Reputation: 456
How can I create a boolean mask where True
values happen when the index is greater-or-equal than the index where first non-null value occurs at each column? I.e.:
df = pd.DataFrame(
[
[np.nan, np.nan, 1, 1],
[1, np.nan, np.nan, np.nan],
[np.nan, 1, np.nan, 1],
[1, 1, np.nan, 1]
],
columns=['A', 'B', 'C', 'D']
)
print(df)
A B C D
0 NaN NaN 1.0 1.0
1 1.0 NaN. NaN NaN
2 NaN 1.0 NaN 1.0
3 1.0 1.0 NaN 1.0
Produces the following boolean mask:
array([[False, False, True, True],
[ True, False, True, True],
[ True, True, True, True],
[ True, True, True, True]])
In other words, for column A, the first non-null value occurs at index 1, so "A[1:] = True"
. For column B, "B[2:] = True"
. And so on.
I've tried to use to native pd.DataFrame.mask
function:
df.mask(df.index >= df.isnull().idxmin(), df)

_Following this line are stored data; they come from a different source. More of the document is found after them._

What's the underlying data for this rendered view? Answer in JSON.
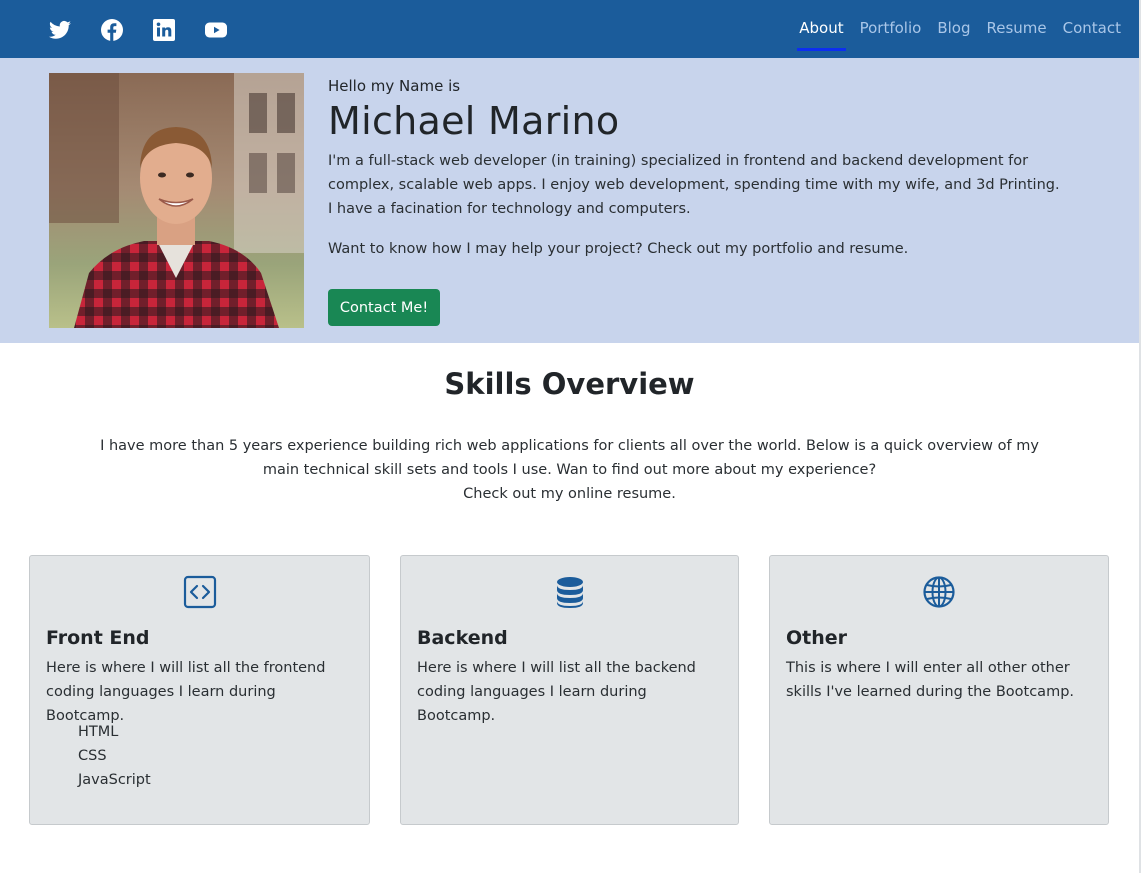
{
  "colors": {
    "navbar_bg": "#1b5c9b",
    "hero_bg": "#c8d4ec",
    "nav_active_underline": "#0d2ef0",
    "contact_button": "#198754",
    "card_bg": "#e2e5e7",
    "icon_blue": "#1b5c9b"
  },
  "navbar": {
    "social_icons": [
      "twitter-icon",
      "facebook-icon",
      "linkedin-icon",
      "youtube-icon"
    ],
    "links": [
      {
        "label": "About",
        "active": true
      },
      {
        "label": "Portfolio",
        "active": false
      },
      {
        "label": "Blog",
        "active": false
      },
      {
        "label": "Resume",
        "active": false
      },
      {
        "label": "Contact",
        "active": false
      }
    ]
  },
  "hero": {
    "greeting": "Hello my Name is",
    "name": "Michael Marino",
    "bio": "I'm a full-stack web developer (in training) specialized in frontend and backend development for complex, scalable web apps. I enjoy web development, spending time with my wife, and 3d Printing. I have a facination for technology and computers.",
    "cta_text": "Want to know how I may help your project? Check out my portfolio and resume.",
    "contact_button": "Contact Me!"
  },
  "skills": {
    "title": "Skills Overview",
    "intro_line1": "I have more than 5 years experience building rich web applications for clients all over the world. Below is a quick overview of my main technical skill sets and tools I use. Wan to find out more about my experience?",
    "intro_line2": "Check out my online resume.",
    "cards": [
      {
        "icon": "code-square-icon",
        "title": "Front End",
        "text": "Here is where I will list all the frontend coding languages I learn during Bootcamp.",
        "items": [
          "HTML",
          "CSS",
          "JavaScript"
        ]
      },
      {
        "icon": "database-icon",
        "title": "Backend",
        "text": "Here is where I will list all the backend coding languages I learn during Bootcamp."
      },
      {
        "icon": "globe-icon",
        "title": "Other",
        "text": "This is where I will enter all other other skills I've learned during the Bootcamp."
      }
    ]
  }
}
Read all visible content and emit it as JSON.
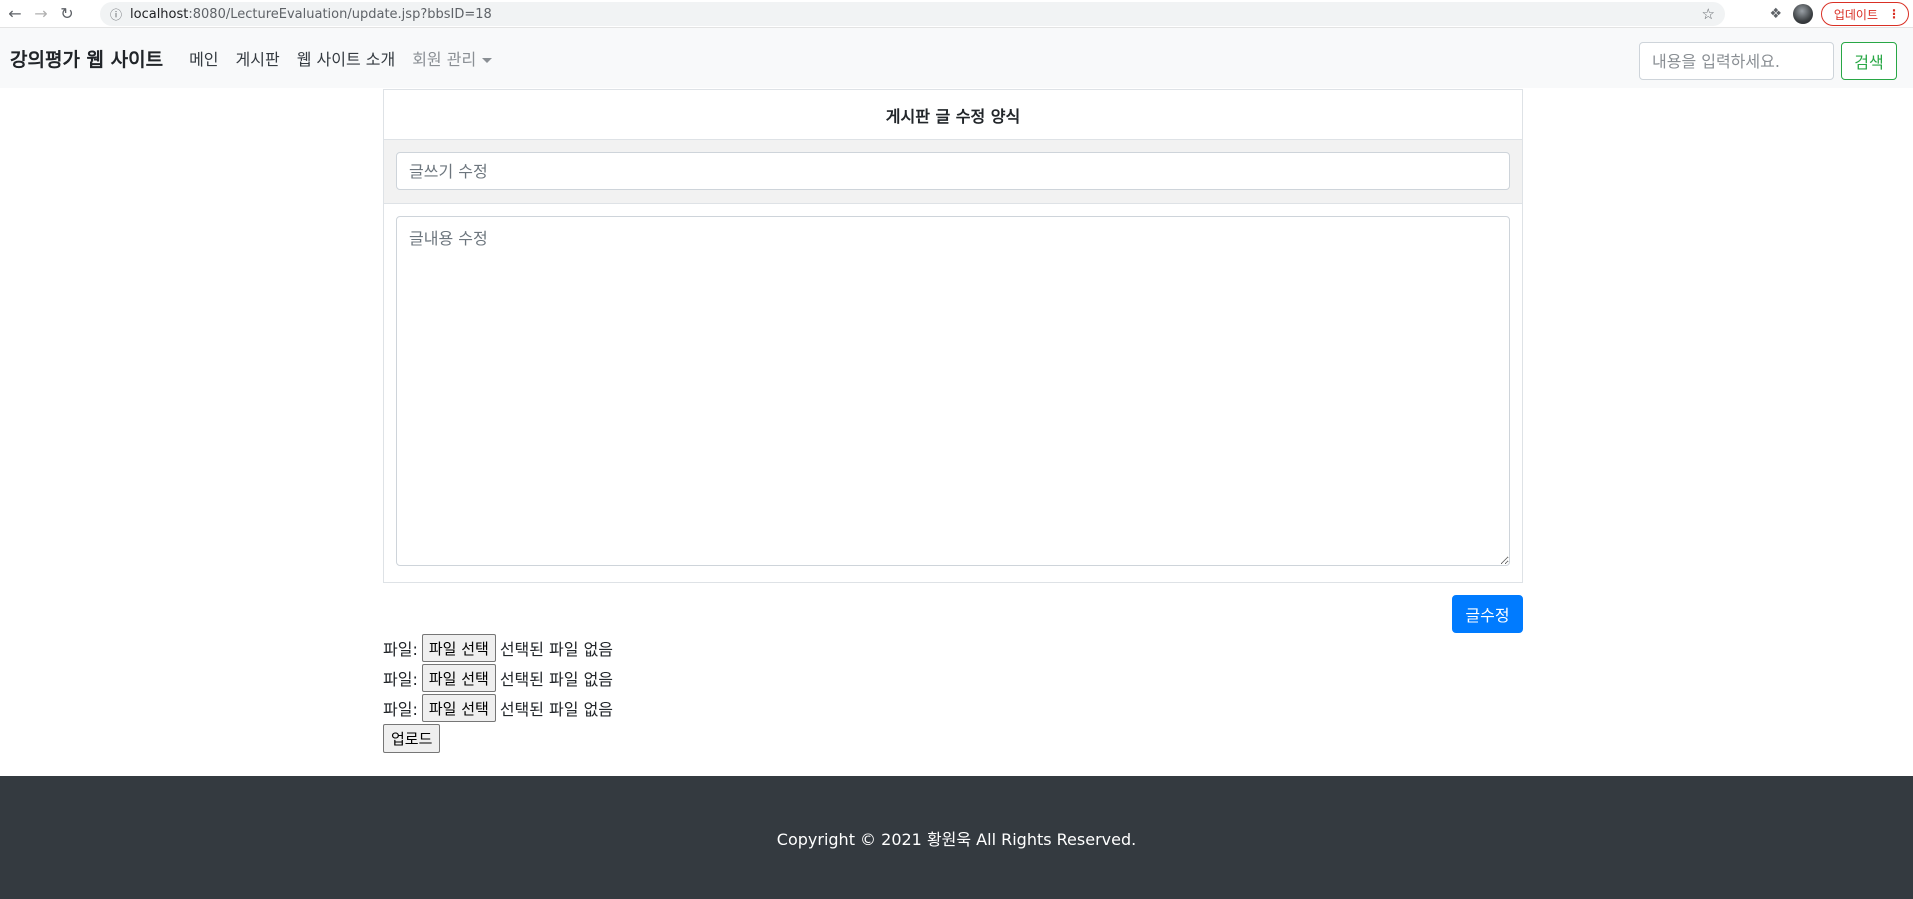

which raises an error due to the misshaping of the conditional array.
Upvotes: 2
Views: 529
Reputation: 195613
You can use .ffill()
:
print(df.ffill().notna().values)
Prints:
[[False False True True]
[ True False True True]
[ True True True True]
[ True True True True]]
Upvotes: 4